Between proper and square colorings of planar graphs with maximum degree at most four

TL;DR

This paper investigates intermediate coloring schemes for planar graphs with maximum degree four, proving new bounds on packing colorings that relate to classical proper and square colorings.

Contribution

It introduces and proves two new packing coloring bounds for planar graphs with maximum degree four, advancing understanding of intermediate coloring schemes.

Findings

Every such graph is packing (1,2^{10})-colorable.

Every such graph is packing (1^2,2^7)-colorable.

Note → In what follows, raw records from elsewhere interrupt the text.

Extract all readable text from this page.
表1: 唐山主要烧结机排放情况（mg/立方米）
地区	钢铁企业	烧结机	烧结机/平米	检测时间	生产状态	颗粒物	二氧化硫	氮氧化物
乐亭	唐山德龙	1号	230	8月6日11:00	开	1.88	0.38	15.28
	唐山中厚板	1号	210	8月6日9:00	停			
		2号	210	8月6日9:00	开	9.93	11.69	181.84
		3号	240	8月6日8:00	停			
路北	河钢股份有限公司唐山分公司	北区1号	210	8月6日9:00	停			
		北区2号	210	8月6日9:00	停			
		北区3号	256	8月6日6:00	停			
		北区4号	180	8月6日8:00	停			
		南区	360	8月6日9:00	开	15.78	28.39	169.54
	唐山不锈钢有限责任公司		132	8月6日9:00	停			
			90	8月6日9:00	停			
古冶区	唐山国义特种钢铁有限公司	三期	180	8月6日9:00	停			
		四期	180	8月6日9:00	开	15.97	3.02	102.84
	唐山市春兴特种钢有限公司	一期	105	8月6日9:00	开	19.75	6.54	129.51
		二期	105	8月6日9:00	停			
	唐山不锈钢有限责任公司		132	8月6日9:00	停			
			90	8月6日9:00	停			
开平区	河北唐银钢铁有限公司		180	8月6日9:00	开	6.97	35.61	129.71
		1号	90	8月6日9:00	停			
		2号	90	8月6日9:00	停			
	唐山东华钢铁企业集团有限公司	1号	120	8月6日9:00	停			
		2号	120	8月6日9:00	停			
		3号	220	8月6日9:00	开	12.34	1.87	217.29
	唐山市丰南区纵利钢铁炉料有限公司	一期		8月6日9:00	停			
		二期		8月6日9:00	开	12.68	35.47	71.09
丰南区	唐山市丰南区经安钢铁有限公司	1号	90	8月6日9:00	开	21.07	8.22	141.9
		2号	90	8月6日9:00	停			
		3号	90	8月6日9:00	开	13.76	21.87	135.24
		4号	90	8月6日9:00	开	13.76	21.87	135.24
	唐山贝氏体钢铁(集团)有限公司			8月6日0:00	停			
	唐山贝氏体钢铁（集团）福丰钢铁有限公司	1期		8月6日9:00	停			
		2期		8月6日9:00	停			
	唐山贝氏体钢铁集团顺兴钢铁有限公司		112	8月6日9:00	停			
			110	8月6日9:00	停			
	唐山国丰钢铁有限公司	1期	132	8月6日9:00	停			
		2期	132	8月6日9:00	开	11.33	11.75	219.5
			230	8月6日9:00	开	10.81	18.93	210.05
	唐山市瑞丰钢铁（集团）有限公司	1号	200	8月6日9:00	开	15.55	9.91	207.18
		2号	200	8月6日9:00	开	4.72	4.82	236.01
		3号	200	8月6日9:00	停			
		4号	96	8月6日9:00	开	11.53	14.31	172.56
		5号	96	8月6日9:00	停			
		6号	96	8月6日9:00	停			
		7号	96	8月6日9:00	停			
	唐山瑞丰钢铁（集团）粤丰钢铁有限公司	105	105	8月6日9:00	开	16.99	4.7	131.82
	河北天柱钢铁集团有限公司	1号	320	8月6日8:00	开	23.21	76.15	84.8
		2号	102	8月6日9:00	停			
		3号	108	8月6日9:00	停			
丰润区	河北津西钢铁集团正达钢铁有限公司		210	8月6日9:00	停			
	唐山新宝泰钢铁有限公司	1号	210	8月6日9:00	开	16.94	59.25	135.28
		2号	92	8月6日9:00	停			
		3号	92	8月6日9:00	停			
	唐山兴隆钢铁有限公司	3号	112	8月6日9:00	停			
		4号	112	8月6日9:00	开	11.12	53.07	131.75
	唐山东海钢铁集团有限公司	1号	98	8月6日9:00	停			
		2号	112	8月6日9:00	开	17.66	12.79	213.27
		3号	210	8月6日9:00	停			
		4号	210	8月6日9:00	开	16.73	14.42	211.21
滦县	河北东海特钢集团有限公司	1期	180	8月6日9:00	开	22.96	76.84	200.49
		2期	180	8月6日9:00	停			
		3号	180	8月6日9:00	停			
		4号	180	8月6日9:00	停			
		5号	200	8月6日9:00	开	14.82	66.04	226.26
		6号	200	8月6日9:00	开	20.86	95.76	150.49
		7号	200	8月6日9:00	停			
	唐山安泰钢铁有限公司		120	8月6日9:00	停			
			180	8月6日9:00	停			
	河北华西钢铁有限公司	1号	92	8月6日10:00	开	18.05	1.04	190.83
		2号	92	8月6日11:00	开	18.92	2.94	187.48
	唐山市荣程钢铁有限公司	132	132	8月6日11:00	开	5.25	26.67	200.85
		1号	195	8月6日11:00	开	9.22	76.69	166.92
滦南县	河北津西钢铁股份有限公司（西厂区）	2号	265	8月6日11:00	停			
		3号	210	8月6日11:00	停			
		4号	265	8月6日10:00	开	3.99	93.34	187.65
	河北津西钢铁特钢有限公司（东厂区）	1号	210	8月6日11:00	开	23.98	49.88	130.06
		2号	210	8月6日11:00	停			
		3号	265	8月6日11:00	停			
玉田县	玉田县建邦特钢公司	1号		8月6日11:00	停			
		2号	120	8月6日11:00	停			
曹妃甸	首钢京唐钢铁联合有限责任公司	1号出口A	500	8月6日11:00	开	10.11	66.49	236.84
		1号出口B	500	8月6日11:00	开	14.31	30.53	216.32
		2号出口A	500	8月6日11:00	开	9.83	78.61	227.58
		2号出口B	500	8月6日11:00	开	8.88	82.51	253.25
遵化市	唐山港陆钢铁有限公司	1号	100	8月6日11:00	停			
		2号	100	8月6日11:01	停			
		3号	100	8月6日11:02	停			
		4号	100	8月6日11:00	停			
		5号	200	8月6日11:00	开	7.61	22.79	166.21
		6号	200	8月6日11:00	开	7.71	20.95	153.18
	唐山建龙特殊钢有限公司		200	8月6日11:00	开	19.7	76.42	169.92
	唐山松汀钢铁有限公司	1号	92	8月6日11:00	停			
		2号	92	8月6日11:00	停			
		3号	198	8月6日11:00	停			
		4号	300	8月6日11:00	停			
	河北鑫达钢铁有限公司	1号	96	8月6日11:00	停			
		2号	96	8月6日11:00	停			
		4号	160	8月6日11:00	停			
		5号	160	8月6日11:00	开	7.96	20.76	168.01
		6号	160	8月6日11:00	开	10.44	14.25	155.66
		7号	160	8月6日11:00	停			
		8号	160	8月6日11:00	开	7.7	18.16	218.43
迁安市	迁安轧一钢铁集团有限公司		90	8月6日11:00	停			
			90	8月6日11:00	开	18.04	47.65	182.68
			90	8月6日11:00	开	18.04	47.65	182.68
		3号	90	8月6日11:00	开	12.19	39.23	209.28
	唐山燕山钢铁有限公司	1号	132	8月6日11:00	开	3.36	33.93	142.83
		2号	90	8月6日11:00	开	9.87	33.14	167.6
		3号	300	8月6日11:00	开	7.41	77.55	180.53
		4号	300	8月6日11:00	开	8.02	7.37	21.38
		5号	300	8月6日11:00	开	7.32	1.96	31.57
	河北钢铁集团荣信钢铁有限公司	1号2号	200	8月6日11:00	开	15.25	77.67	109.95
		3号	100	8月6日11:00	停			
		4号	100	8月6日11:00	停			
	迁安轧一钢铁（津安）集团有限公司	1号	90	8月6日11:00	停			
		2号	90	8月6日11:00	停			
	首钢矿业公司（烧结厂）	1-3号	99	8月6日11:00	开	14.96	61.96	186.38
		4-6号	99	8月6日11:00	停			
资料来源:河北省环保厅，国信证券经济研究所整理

Results relate to and extend classical coloring conjectures.

Abstract

An $i$-independent set is a vertex set whose pairwise distance is at least $i+1$. A proper (square) $k$-coloring of a graph $G$ is a partition of its vertex set into $k$ independent ($2$-independent) sets. A packing $(1^{j}, 2^k)$-coloring of a graph $G$ is a partition of $V(G)$ into $j$ independent sets and $k$ $2$-independent sets. It can be viewed as intermediate colorings between proper and square coloring. Wegner conjectured in 1977 that every planar graph with maximum degree at most four is square $9$-colorable. Bousquet, Deschamps, de Meyer, and Pierron proved an upper bound of $12$, which is the current best result toward the conjecture of Wegner. In this paper, we prove two analogue results that every planar graph with maximum degree at most four is packing $(1,2^{10})$-colorable and packing $(1^2,2^7)$-colorable.